La Presidencia emitió un comunicado en el que señaló que protegerá plenamente la vida y las inversiones de los colonos extranjeros en el país, principalmente de los “brasiguayos”, como se conoce a los brasileños que residen en este territorio.
En varias regiones del país, cientos de “sin tierra” se mantienen acampados alrededor de las haciendas bajo amenaza de ocuparlas si el Gobierno no los atiende. En la foto campesinos agrupados en los “sin tierra” marcharon el pasado 1 de noviembre de 2008, en San Pedro, a 350 kilómetros de Asunción. EFE/Archivo | Ampliar imagen
“Todas las inversiones lícitas serán protegidas” en Paraguay, destacó el documento.
El comunicado, refrendado por el jefe de Estado, Fernando Lugo, fue emitido pocos días después de que la prensa asuncena reprodujera el contenido de un informe presentado al Congreso brasileño por el canciller de este país, Celso Amorim, quien expresó en él su preocupación por la seguridad de sus compatriotas residentes en Paraguay.
La situación de los “brasiguayos” se ha agravado desde 2004. Después se observó “cierta distensión, hasta el resurgimiento de la cuestión, con fuerza revigorizada luego de la elección del presidente Lugo”, el 20 de abril pasado, según la carta atribuida a Amorim por la prensa brasileña y reproducida por medios locales.
Se calcula que unos 300.000 brasileños, muchos de ellos con grandes explotaciones agrícolas, viven en Paraguay a lo largo de la extensa línea fronteriza con su país.
La mayoría se dedica al cultivo de soja, principal fuente de divisas de Paraguay.
En varias regiones agrícolas del país, cientos de “sin tierra” se mantienen acampados alrededor de las haciendas y fincas agrícolas bajo amenaza de ocuparlas si el Gobierno no atiende sus reclamos de acceso a terrenos.
Los campesinos radicalizados argumentan que en el pasado grandes extensiones de tierra fiscales fueron cedidas a personas no sujetas a la reforma agraria y que el cultivo mecanizado de soja depreda los bosques y contamina el medio ambiente con las fumigaciones masivas.
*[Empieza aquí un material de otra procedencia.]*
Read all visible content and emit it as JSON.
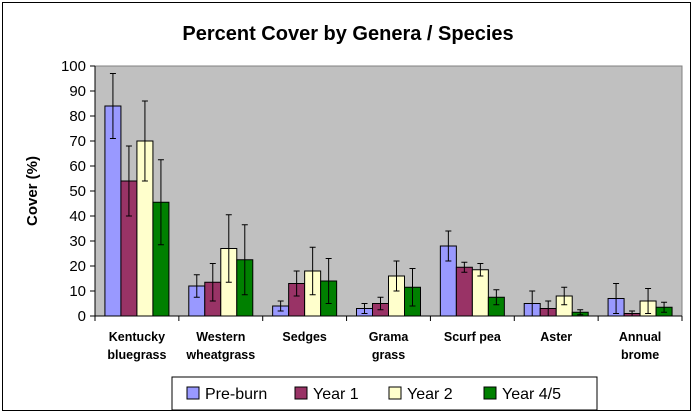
{
  "chart_data": {
    "type": "bar",
    "title": "Percent Cover by Genera / Species",
    "xlabel": "",
    "ylabel": "Cover (%)",
    "ylim": [
      0,
      100
    ],
    "yticks": [
      0,
      10,
      20,
      30,
      40,
      50,
      60,
      70,
      80,
      90,
      100
    ],
    "grid": false,
    "legend_position": "bottom",
    "categories": [
      [
        "Kentucky",
        "bluegrass"
      ],
      [
        "Western",
        "wheatgrass"
      ],
      [
        "Sedges"
      ],
      [
        "Grama",
        "grass"
      ],
      [
        "Scurf pea"
      ],
      [
        "Aster"
      ],
      [
        "Annual",
        "brome"
      ]
    ],
    "series": [
      {
        "name": "Pre-burn",
        "color": "#9999ff",
        "values": [
          84,
          12,
          4,
          3,
          28,
          5,
          7
        ],
        "errors": [
          13,
          4.5,
          2,
          2,
          6,
          5,
          6
        ]
      },
      {
        "name": "Year 1",
        "color": "#993366",
        "values": [
          54,
          13.5,
          13,
          5,
          19.5,
          3,
          1
        ],
        "errors": [
          14,
          7.5,
          5,
          2.5,
          2,
          3,
          1
        ]
      },
      {
        "name": "Year 2",
        "color": "#ffffcc",
        "values": [
          70,
          27,
          18,
          16,
          18.5,
          8,
          6
        ],
        "errors": [
          16,
          13.5,
          9.5,
          6,
          2.5,
          3.5,
          5
        ]
      },
      {
        "name": "Year 4/5",
        "color": "#008000",
        "values": [
          45.5,
          22.5,
          14,
          11.5,
          7.5,
          1.5,
          3.5
        ],
        "errors": [
          17,
          14,
          9,
          7.5,
          3,
          1,
          2
        ]
      }
    ],
    "colors": {
      "plot_background": "#c0c0c0",
      "error_bar": "#000000"
    }
  }
}
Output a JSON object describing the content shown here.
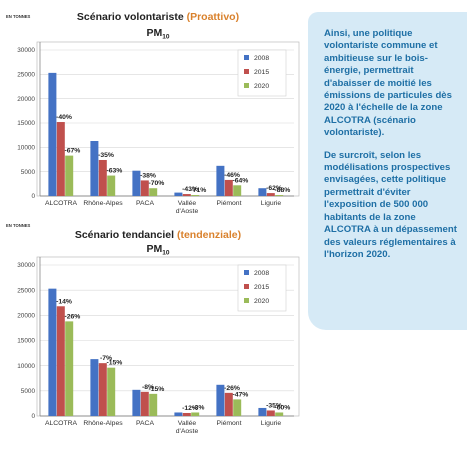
{
  "unit_label": "EN TONNES",
  "sidebar": {
    "paragraph1": "Ainsi, une politique volontariste commune et ambitieuse sur le bois-énergie, permettrait d'abaisser de moitié les émissions de particules dès 2020 à l'échelle de la zone ALCOTRA (scénario volontariste).",
    "paragraph2": "De surcroît, selon les modélisations prospectives envisagées, cette politique permettrait d'éviter l'exposition de 500 000 habitants de la zone ALCOTRA à un dépassement des valeurs réglementaires à l'horizon 2020."
  },
  "colors": {
    "2008": "#4472c4",
    "2015": "#c0504d",
    "2020": "#9bbb59",
    "title_accent": "#d9812c"
  },
  "chart_data": [
    {
      "type": "bar",
      "title": "Scénario volontariste",
      "title_accent": "(Proattivo)",
      "subtitle": "PM",
      "subtitle_sub": "10",
      "categories": [
        "ALCOTRA",
        "Rhône-Alpes",
        "PACA",
        "Vallée\nd'Aoste",
        "Piémont",
        "Ligurie"
      ],
      "series": [
        {
          "name": "2008",
          "values": [
            25300,
            11300,
            5200,
            700,
            6200,
            1600
          ]
        },
        {
          "name": "2015",
          "values": [
            15200,
            7400,
            3200,
            400,
            3300,
            600
          ]
        },
        {
          "name": "2020",
          "values": [
            8300,
            4200,
            1600,
            200,
            2200,
            200
          ]
        }
      ],
      "labels": [
        {
          "category": 0,
          "series": 2,
          "text": "-67%"
        },
        {
          "category": 0,
          "series": 1,
          "text": "-40%"
        },
        {
          "category": 1,
          "series": 1,
          "text": "-35%"
        },
        {
          "category": 1,
          "series": 2,
          "text": "-63%"
        },
        {
          "category": 2,
          "series": 1,
          "text": "-38%"
        },
        {
          "category": 2,
          "series": 2,
          "text": "-70%"
        },
        {
          "category": 3,
          "series": 1,
          "text": "-43%"
        },
        {
          "category": 3,
          "series": 2,
          "text": "-71%"
        },
        {
          "category": 4,
          "series": 1,
          "text": "-46%"
        },
        {
          "category": 4,
          "series": 2,
          "text": "-64%"
        },
        {
          "category": 5,
          "series": 1,
          "text": "-62%"
        },
        {
          "category": 5,
          "series": 2,
          "text": "-88%"
        }
      ],
      "ylim": [
        0,
        30000
      ],
      "yticks": [
        0,
        5000,
        10000,
        15000,
        20000,
        25000,
        30000
      ],
      "grid": true,
      "legend": "top-right"
    },
    {
      "type": "bar",
      "title": "Scénario tendanciel",
      "title_accent": "(tendenziale)",
      "subtitle": "PM",
      "subtitle_sub": "10",
      "categories": [
        "ALCOTRA",
        "Rhône-Alpes",
        "PACA",
        "Vallée\nd'Aoste",
        "Piémont",
        "Ligurie"
      ],
      "series": [
        {
          "name": "2008",
          "values": [
            25300,
            11300,
            5200,
            700,
            6200,
            1600
          ]
        },
        {
          "name": "2015",
          "values": [
            21800,
            10500,
            4800,
            600,
            4600,
            1100
          ]
        },
        {
          "name": "2020",
          "values": [
            18800,
            9600,
            4400,
            700,
            3300,
            700
          ]
        }
      ],
      "labels": [
        {
          "category": 0,
          "series": 1,
          "text": "-14%"
        },
        {
          "category": 0,
          "series": 2,
          "text": "-26%"
        },
        {
          "category": 1,
          "series": 1,
          "text": "-7%"
        },
        {
          "category": 1,
          "series": 2,
          "text": "-15%"
        },
        {
          "category": 2,
          "series": 1,
          "text": "-8%"
        },
        {
          "category": 2,
          "series": 2,
          "text": "-15%"
        },
        {
          "category": 3,
          "series": 1,
          "text": "-12%"
        },
        {
          "category": 3,
          "series": 2,
          "text": "-3%"
        },
        {
          "category": 4,
          "series": 1,
          "text": "-26%"
        },
        {
          "category": 4,
          "series": 2,
          "text": "-47%"
        },
        {
          "category": 5,
          "series": 1,
          "text": "-35%"
        },
        {
          "category": 5,
          "series": 2,
          "text": "-60%"
        }
      ],
      "ylim": [
        0,
        30000
      ],
      "yticks": [
        0,
        5000,
        10000,
        15000,
        20000,
        25000,
        30000
      ],
      "grid": true,
      "legend": "top-right"
    }
  ]
}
Ante esa situación, el Instituto Nacional de Desarrollo Rural y de la Tierra (Indert) tiene previsto presentar hoy su plan de reforma agraria que en una primera instancia prevé beneficiar a casi 6.000 familias de 60 asentamientos situados en seis departamentos, entre ellos el de San Pedro (centro), la región más pobre del país.
“Para que la reforma agraria no sea una repartición de tierras hemos creado un espacio de coordinación en donde estén los organismos públicos y ministerios que tienen que estructurar planes de desarrollo para acompañar la entrega de los terrenos”, acotó el titular del Indert, Alberto Alderete.